The exploit targeted an older smart contract—specifically a flaw in the getPurchasePrice function that returned a zero price for large mint amounts.
Yeah, you read that right. Free tokens. The attacker basically found a way to mint TRU tokens for nothing, then sold them back to the protocol for ETH. Rinse and repeat until the treasury was gutted. One transaction was literally labeled “Attack.” Not exactly subtle.
To guarantee success, the hacker paid MEV bribes to miners, front-running any potential fixes. Smart, but cold-blooded. The ETH reserves backing TRU liquidity were decimated, leaving the protocol financially hobbled.

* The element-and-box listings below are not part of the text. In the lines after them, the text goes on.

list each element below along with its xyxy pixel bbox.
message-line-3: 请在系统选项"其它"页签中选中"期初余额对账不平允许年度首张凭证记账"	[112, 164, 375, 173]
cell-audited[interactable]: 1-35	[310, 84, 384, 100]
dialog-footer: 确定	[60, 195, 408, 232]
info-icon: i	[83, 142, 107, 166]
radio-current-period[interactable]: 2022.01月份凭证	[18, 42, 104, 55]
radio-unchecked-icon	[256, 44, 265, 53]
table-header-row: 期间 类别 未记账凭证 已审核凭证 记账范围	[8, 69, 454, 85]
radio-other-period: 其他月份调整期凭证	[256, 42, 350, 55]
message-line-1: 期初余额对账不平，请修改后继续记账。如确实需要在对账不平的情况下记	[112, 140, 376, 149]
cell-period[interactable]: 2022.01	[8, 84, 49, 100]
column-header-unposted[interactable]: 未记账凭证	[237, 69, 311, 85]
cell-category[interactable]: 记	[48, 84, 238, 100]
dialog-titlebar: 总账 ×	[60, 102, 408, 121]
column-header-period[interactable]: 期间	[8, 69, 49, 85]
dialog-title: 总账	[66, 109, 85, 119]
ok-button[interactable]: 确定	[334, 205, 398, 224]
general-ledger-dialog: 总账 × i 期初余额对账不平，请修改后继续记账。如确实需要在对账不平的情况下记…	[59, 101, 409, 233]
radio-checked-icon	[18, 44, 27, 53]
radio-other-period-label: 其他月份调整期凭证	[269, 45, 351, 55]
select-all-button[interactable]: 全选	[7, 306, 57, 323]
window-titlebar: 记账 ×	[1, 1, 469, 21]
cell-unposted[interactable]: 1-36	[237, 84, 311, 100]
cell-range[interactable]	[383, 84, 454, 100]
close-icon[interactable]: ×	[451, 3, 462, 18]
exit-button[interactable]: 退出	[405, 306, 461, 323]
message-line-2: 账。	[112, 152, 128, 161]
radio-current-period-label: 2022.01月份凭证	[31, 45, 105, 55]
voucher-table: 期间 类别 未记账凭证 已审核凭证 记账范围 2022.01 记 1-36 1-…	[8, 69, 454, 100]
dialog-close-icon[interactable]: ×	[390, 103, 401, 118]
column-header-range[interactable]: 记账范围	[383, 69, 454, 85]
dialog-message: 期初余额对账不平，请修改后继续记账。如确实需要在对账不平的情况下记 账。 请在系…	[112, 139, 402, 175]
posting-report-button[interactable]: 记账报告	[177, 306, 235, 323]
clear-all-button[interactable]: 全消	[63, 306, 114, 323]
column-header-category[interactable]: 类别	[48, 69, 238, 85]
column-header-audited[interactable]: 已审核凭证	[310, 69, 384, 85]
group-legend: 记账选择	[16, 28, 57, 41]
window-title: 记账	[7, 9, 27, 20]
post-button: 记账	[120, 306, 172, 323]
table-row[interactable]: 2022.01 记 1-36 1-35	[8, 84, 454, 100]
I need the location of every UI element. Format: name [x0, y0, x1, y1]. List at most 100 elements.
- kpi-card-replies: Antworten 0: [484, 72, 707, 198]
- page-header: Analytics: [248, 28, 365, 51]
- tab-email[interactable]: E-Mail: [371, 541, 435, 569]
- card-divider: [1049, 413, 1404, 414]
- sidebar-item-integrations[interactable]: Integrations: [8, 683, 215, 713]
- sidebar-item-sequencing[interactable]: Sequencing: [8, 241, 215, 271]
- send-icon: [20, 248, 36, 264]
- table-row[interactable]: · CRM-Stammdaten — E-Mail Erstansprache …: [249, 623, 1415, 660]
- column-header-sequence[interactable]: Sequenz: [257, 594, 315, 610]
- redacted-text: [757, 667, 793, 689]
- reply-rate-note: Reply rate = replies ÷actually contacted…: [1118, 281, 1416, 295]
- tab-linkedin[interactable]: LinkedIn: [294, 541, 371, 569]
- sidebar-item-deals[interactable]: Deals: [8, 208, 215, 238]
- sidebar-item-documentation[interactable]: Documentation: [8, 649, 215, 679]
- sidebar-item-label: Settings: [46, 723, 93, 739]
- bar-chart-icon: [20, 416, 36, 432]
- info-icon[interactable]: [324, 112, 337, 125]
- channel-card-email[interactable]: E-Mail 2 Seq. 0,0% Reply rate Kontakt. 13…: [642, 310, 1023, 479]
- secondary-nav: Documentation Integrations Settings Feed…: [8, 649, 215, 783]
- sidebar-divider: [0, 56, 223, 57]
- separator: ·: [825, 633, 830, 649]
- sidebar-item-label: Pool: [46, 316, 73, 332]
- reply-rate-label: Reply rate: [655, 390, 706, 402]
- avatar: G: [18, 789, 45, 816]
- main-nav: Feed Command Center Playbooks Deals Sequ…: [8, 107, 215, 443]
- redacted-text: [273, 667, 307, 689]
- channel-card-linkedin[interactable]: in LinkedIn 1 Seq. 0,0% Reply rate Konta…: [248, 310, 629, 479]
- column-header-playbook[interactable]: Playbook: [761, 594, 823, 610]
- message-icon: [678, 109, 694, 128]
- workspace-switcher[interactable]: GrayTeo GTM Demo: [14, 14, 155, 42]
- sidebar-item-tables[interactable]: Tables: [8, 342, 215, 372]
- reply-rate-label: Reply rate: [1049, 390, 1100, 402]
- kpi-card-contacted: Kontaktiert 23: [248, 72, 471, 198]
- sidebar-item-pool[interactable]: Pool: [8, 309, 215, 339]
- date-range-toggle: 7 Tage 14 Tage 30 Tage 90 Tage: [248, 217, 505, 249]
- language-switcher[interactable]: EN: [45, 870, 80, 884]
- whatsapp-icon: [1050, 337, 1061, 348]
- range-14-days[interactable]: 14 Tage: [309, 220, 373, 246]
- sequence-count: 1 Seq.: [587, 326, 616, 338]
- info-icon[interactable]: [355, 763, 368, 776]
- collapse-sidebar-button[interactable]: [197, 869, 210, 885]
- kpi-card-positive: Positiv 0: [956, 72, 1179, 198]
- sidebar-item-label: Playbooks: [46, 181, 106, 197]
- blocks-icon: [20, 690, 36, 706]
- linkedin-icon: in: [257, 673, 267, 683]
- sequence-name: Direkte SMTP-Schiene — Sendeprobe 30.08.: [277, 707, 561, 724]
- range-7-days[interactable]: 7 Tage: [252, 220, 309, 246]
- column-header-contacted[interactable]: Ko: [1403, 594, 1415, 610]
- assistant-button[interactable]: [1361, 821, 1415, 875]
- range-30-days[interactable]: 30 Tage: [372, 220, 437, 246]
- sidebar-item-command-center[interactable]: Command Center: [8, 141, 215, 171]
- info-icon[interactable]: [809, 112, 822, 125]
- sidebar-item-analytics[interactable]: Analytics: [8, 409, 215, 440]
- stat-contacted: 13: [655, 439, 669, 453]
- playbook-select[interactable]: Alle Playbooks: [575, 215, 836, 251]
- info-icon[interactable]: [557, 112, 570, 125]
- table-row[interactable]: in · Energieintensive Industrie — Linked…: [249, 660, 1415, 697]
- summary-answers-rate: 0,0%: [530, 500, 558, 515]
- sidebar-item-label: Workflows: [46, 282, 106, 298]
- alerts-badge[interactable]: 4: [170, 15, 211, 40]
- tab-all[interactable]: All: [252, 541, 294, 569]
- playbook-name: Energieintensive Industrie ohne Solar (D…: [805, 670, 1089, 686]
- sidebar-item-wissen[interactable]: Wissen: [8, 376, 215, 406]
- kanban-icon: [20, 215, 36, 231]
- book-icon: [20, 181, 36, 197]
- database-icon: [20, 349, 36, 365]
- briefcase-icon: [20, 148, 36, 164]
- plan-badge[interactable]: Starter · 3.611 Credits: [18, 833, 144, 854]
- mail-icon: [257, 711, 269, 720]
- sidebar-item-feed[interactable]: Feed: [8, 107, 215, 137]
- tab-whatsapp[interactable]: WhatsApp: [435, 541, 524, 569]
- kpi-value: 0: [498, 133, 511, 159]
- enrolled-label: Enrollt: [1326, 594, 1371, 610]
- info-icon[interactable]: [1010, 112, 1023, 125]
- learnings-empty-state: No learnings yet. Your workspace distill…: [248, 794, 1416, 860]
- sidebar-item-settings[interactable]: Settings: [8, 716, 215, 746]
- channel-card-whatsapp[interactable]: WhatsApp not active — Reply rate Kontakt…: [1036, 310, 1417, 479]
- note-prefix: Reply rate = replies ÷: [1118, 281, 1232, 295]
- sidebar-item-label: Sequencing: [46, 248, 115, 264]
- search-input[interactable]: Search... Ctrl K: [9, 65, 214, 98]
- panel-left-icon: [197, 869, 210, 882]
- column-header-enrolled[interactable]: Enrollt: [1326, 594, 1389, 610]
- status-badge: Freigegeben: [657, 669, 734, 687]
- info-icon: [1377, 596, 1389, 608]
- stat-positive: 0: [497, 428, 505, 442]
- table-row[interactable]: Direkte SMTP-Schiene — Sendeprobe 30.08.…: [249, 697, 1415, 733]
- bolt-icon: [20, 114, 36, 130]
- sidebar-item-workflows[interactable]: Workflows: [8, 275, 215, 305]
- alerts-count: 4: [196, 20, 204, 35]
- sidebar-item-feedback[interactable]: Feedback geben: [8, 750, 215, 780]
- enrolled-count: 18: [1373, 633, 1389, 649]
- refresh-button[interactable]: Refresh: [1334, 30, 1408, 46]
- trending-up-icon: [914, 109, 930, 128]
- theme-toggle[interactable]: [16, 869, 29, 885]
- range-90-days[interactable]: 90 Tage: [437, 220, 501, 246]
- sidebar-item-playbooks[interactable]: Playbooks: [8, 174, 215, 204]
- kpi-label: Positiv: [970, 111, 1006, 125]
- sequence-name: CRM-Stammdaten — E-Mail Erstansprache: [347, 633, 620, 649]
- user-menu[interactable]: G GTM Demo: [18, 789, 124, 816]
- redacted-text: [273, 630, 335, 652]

The cleanup operation was just as methodical. About half the stolen ETH—a cool $13 million—was quickly routed through Tornado Cash, the mixer of choice for crypto criminals. The laundering started almost immediately, suggesting this wasn’t some kid who stumbled into an exploit. This was planned. The security firm PeckShield confirmed that the flaw existed in the minting function, allowing the attacker to exploit the contract with impunity.
Stolen funds hit Tornado Cash faster than you can say “premeditated.” This wasn’t amateur hour—this was a criminal masterclass.
Market reaction? Total bloodbath. TRU plummeted from $0.16 to practically nothing—we’re talking $0.0000000029. That’s nine zeros. Users were strongly advised to avoid interacting with the contract at address 0x764C64b2A09b09Acb100B80d8c505Aa6a0302EF2. Holders panicked, selling drove prices lower, and suddenly TRU was competing for 2026’s most spectacular token collapse. This incident highlights why investors should implement robust internal controls when dealing with smart contract interactions to protect against similar exploits.
While Truebit promises they’re working with law enforcement, the damage is done. The protocol’s reputation is in tatters. Their ETH reserves? Gone. Their token? Worthless.
And somewhere, a hacker with $26 million is probably laughing all the way to their hardware wallet.